Nous avons dû leur rappeler régulièrement que le but de l’exercice n’était pas de réaliser leur idée qui a émergée pendant la planification, mais que c’était de “Augmenter le panier moyen de la cible prioritaire de 1 centime.” 

On se rend compte bien ici qu’en quelques heures à peine, réaliser la fonctionnalité pensée, celle prévue en planning, avait pris la priorité sur atteindre l’objectif. Les participants ont pu expérimenter des astuces pour revenir à l’essentiel, se poser la question, plusieurs fois par jour, si ce qu’on fait est bien la meilleure chose à faire pour l’objectif qu’on s’est donné. Avoir du recul.

Six heures après leur planification, soit vers 16h30, c’était l’heure de la “revue”. Toutes les équipes ont arrêté la production et chacune à leur tour, ont montré le résultat de leur cinq heures de travail (oui souvenez-vous, on a pris une bonne grosse heure pour déjeuner).

Nous rappelons les règles de la journée, de ne présenter que ce qui a été réalisé vraiment et qui est prêt à être mis en production : on dit souvent “potentiellement déployable”. 

Chaque équipe devant aussi justifier, d’une manière ou d’une autre, en quoi elle pensent que cette fonctionnalité permettra d’augmenter le panier moyen d’au moins un centime pour la cible voulue.

Les membres des équipes présentèrent leur cas, équipe par équipe. Pas juste le ou la Product Owner, mais bien l’équipe entière. Ils ont parlé de leur idée originale, des renoncements et de leur réalisation finale puis bien sûr, de la suite possible.

Les présentations sont courtes et se focalisent sur le produit, pas la technique. Les seuls éléments techniques qui sont donnés le sont par fierté pour montrer l’ingéniosité de leur solution.

Nous avons mentionné plus tôt qu’une des équipes n’avait même pas de développeur. Et bien cette équipe a su jouer avec ses forces – c’est une autre grande leçon de cet exercice. Leur solution ne nécessitait pas de développement, ils ont su trouver un autre moyen d’atteindre leur objectif, dans ce cas-là, en profitant du système d’affichage des publicités déjà existant.

Un des atouts du produit est qu’il fournit déjà un grand nombre de données, ce qui fait que les équipes ont pu extrapoler l’impact de leurs réalisations : Plus d’1 million d’euros pour une équipe, et 400 000 à 500 000 euros pour les deux autres, en partant d’une fourchette basse des prévisions sur un an.

Soit environ deux millions d’euros de gain sur un an pour 6 heures de travail en 1 seule journée.

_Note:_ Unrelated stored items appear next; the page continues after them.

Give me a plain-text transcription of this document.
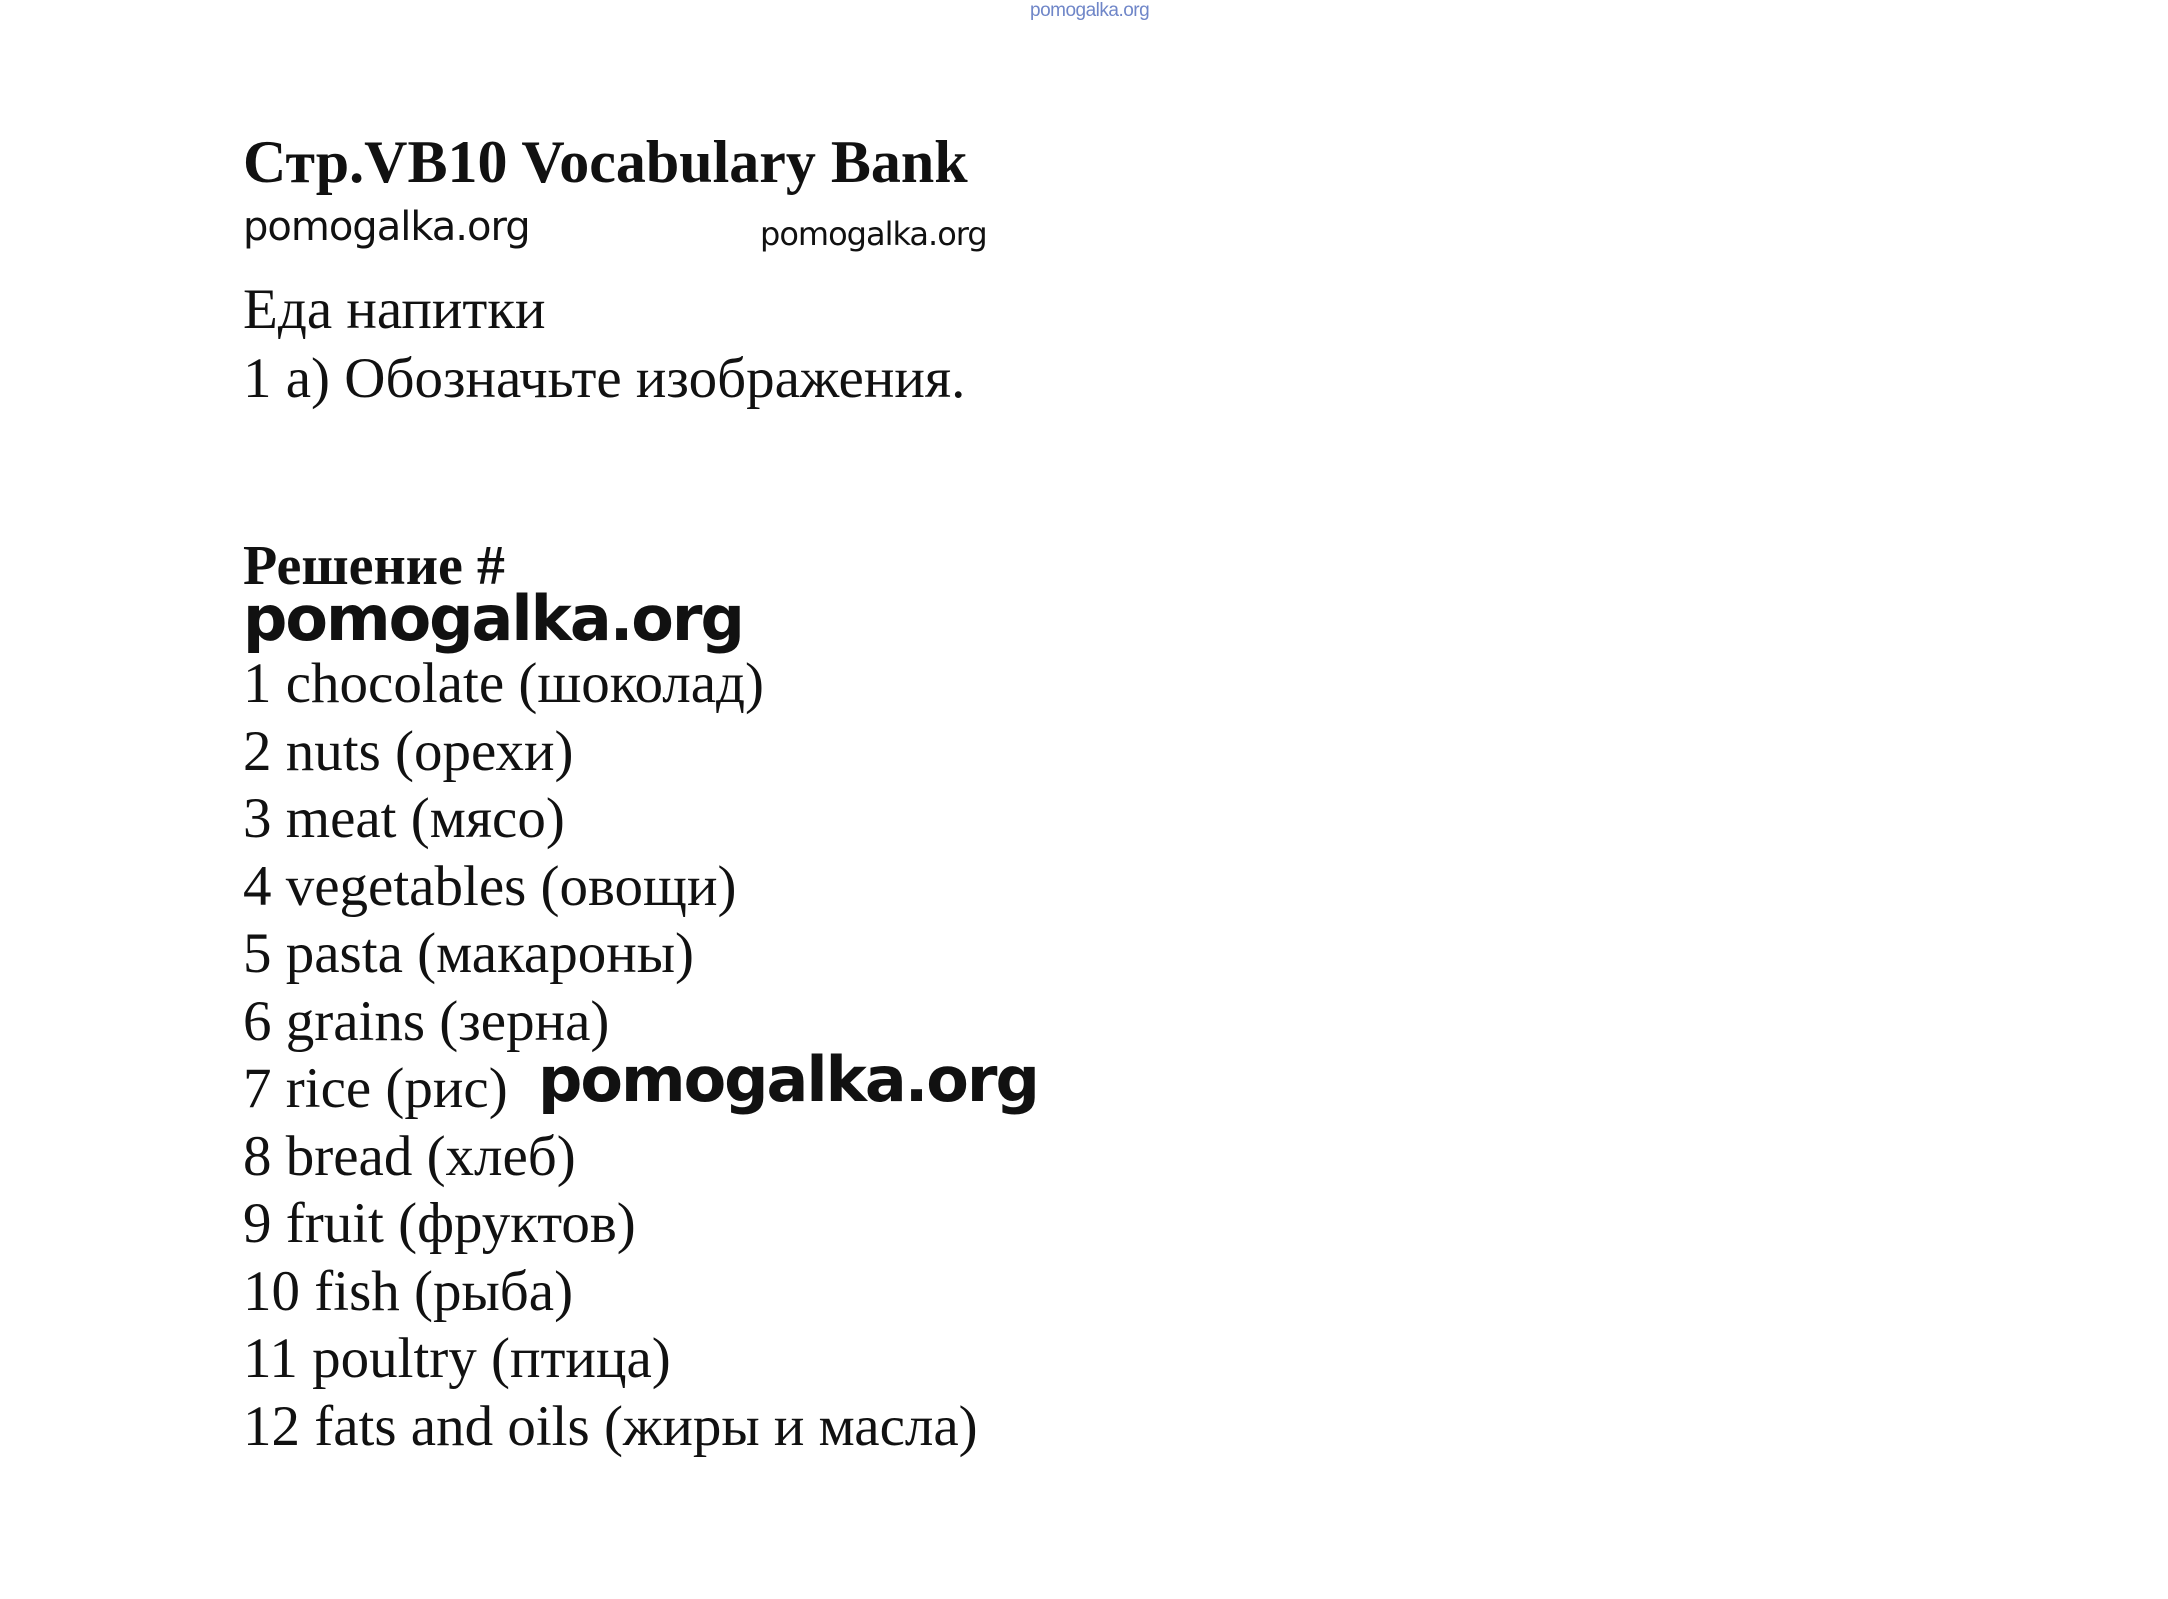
pomogalka.org
Стр.VB10 Vocabulary Bank
pomogalka.org	pomogalka.org
Еда напитки
1 a) Обозначьте изображения.
Решение #
pomogalka.org
1 chocolate (шоколад)
2 nuts (орехи)
3 meat (мясо)
4 vegetables (овощи)
5 pasta (макароны)
6 grains (зерна)
7 rice (рис)
8 bread (хлеб)
9 fruit (фруктов)
10 fish (рыба)
11 poultry (птица)
12 fats and oils (жиры и масла)
pomogalka.org
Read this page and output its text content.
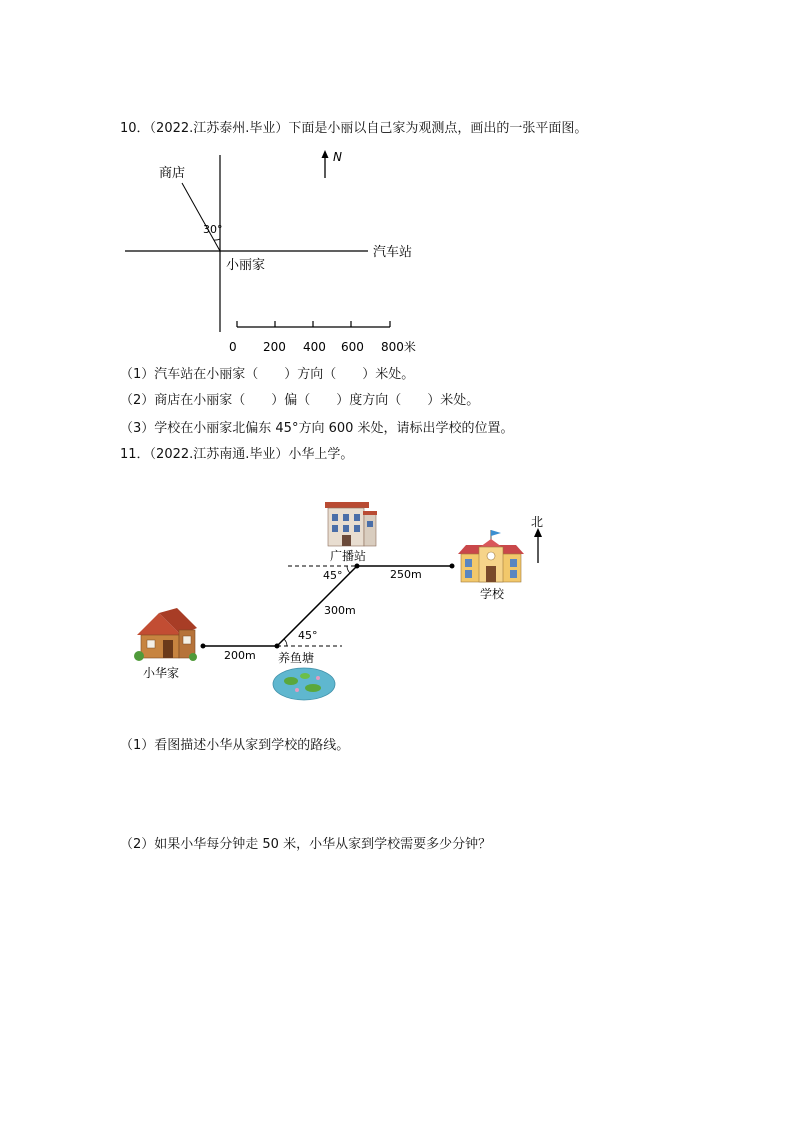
10．（2022.江苏泰州.毕业）下面是小丽以自己家为观测点，画出的一张平面图。
N
商店
30°
汽车站
小丽家
0 200 400 600 800米
（1）汽车站在小丽家（　　）方向（　　）米处。
（2）商店在小丽家（　　）偏（　　）度方向（　　）米处。
（3）学校在小丽家北偏东 45°方向 600 米处，请标出学校的位置。
11．（2022.江苏南通.毕业）小华上学。
北
200m
300m
250m
45°
45°
广播站
学校
小华家
养鱼塘
（1）看图描述小华从家到学校的路线。
（2）如果小华每分钟走 50 米，小华从家到学校需要多少分钟？
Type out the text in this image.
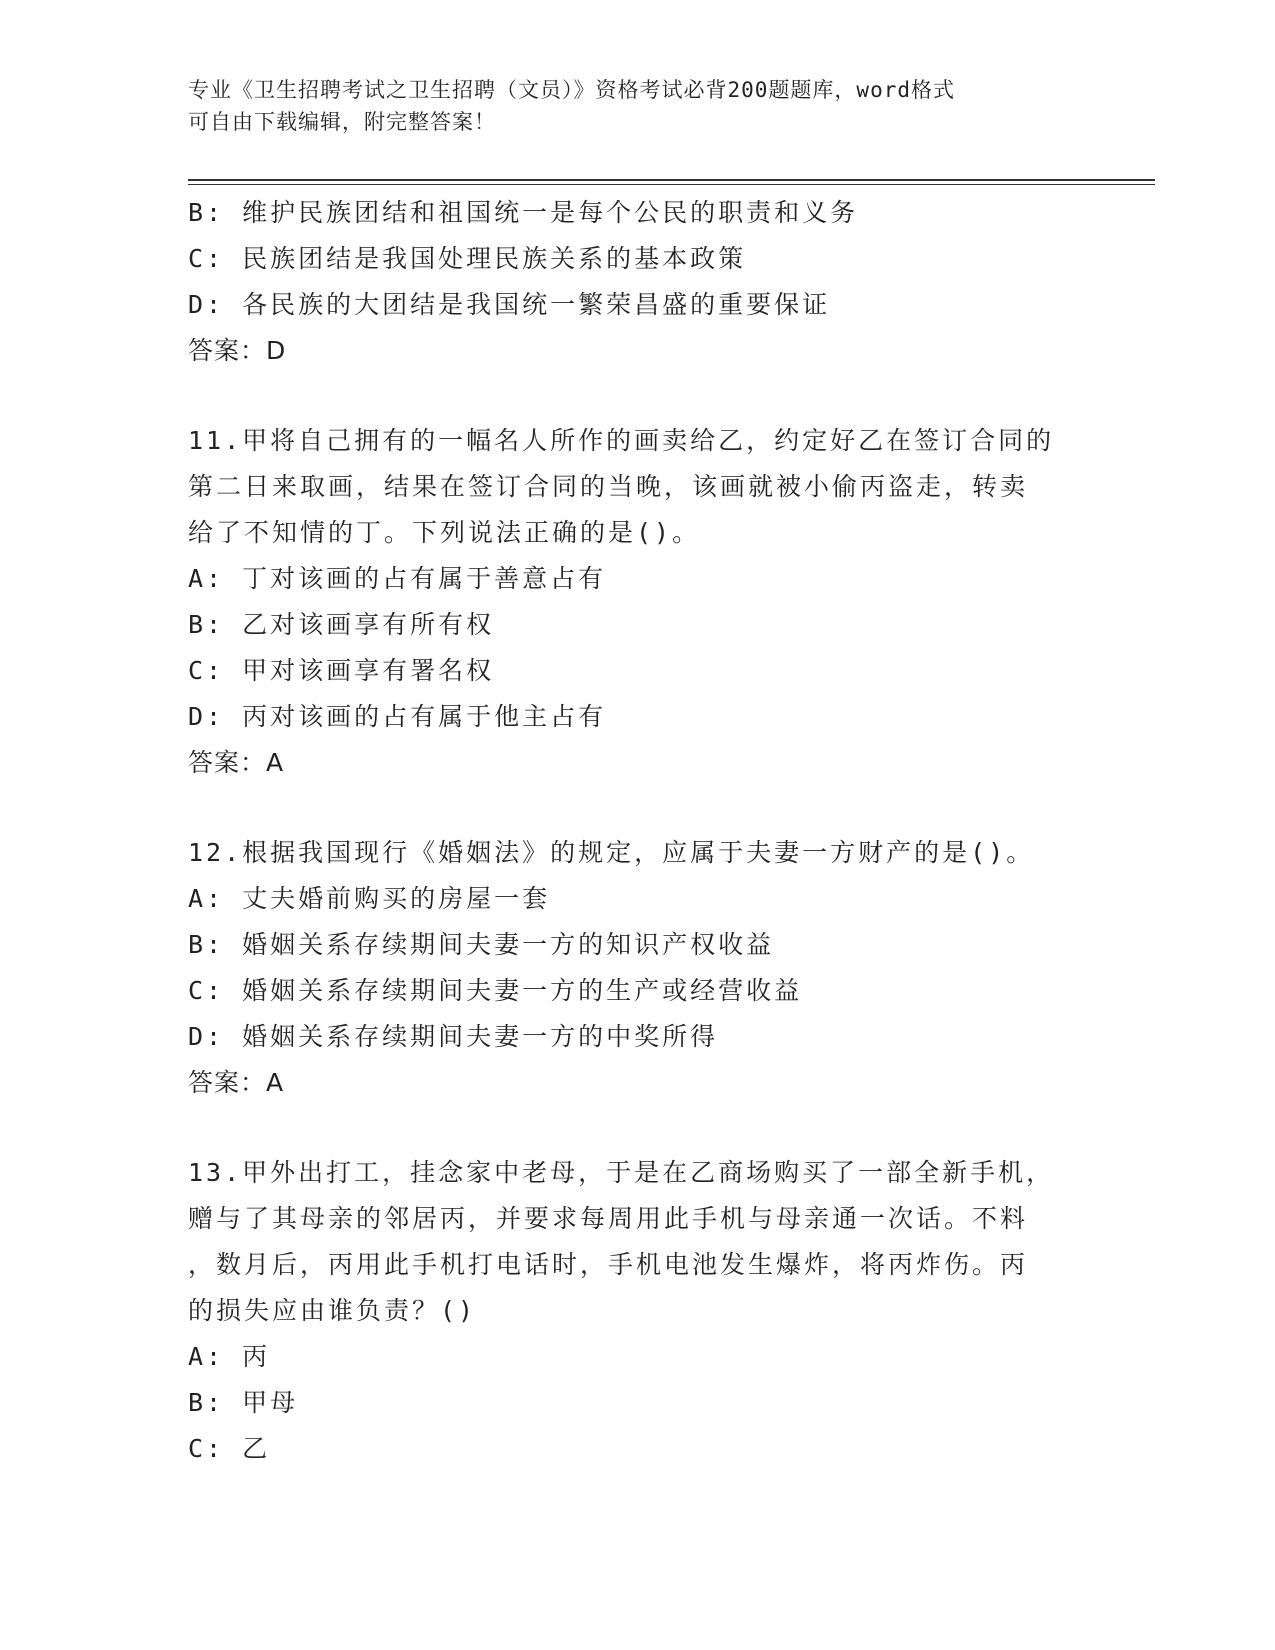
专业《卫生招聘考试之卫生招聘（文员）》资格考试必背200题题库，word格式
可自由下载编辑，附完整答案！
B: 维护民族团结和祖国统一是每个公民的职责和义务
C: 民族团结是我国处理民族关系的基本政策
D: 各民族的大团结是我国统一繁荣昌盛的重要保证
答案：D
11.甲将自己拥有的一幅名人所作的画卖给乙，约定好乙在签订合同的
第二日来取画，结果在签订合同的当晚，该画就被小偷丙盗走，转卖
给了不知情的丁。下列说法正确的是()。
A: 丁对该画的占有属于善意占有
B: 乙对该画享有所有权
C: 甲对该画享有署名权
D: 丙对该画的占有属于他主占有
答案：A
12.根据我国现行《婚姻法》的规定，应属于夫妻一方财产的是()。
A: 丈夫婚前购买的房屋一套
B: 婚姻关系存续期间夫妻一方的知识产权收益
C: 婚姻关系存续期间夫妻一方的生产或经营收益
D: 婚姻关系存续期间夫妻一方的中奖所得
答案：A
13.甲外出打工，挂念家中老母，于是在乙商场购买了一部全新手机，
赠与了其母亲的邻居丙，并要求每周用此手机与母亲通一次话。不料
，数月后，丙用此手机打电话时，手机电池发生爆炸，将丙炸伤。丙
的损失应由谁负责？()
A: 丙
B: 甲母
C: 乙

Nous, on trouve que c’est pas mal !

Les leçons : Ce qui aurait pu être mieux

La notion de “terminé”. Nous avons choisi de limiter l’exercice à “prêt à être déployé”, mais sans le déployer car cela semblait impossible dans l’organisation actuelle de l’entreprise. Nous avons donc profité de ces journées pour identifier les raisons qui ne permettaient pas de mettre en production le soir même, voici les réponses des équipes :

  • Besoin de la validation du département Marketing
  • Besoin de la validation du département Merchandising
  • Manque d'accès à certaines données
  • Pas de validation du COMEX 
  • L’injonction traditionnelle : “Pas de mise en production le vendredi”
  • Pas prévu dans le comité MEP (mise en production) qui doit valider chaque élément qui part en production
  • La revue du code pour application iPad / iPhone qui doit être réalisée au préalable par la communauté iOS

Avez-vous remarqué ? Rien, techniquement, ne semblait empêcher la mise en production le jour même. Les seules raisons sont que “quelqu’un veut donner son avis”.

La suite à cela serait certainement de creuser pourquoi ces validations sont nécessaires et surtout, qu’est-ce qu’il nous manque dans notre process et nos outils pour livrer le vendredi sans crainte ?

Les leçons : Les raisons du succès de cette journée

Nous pouvons extraire certains événements et conditions qui ont permis le succès de cette journée.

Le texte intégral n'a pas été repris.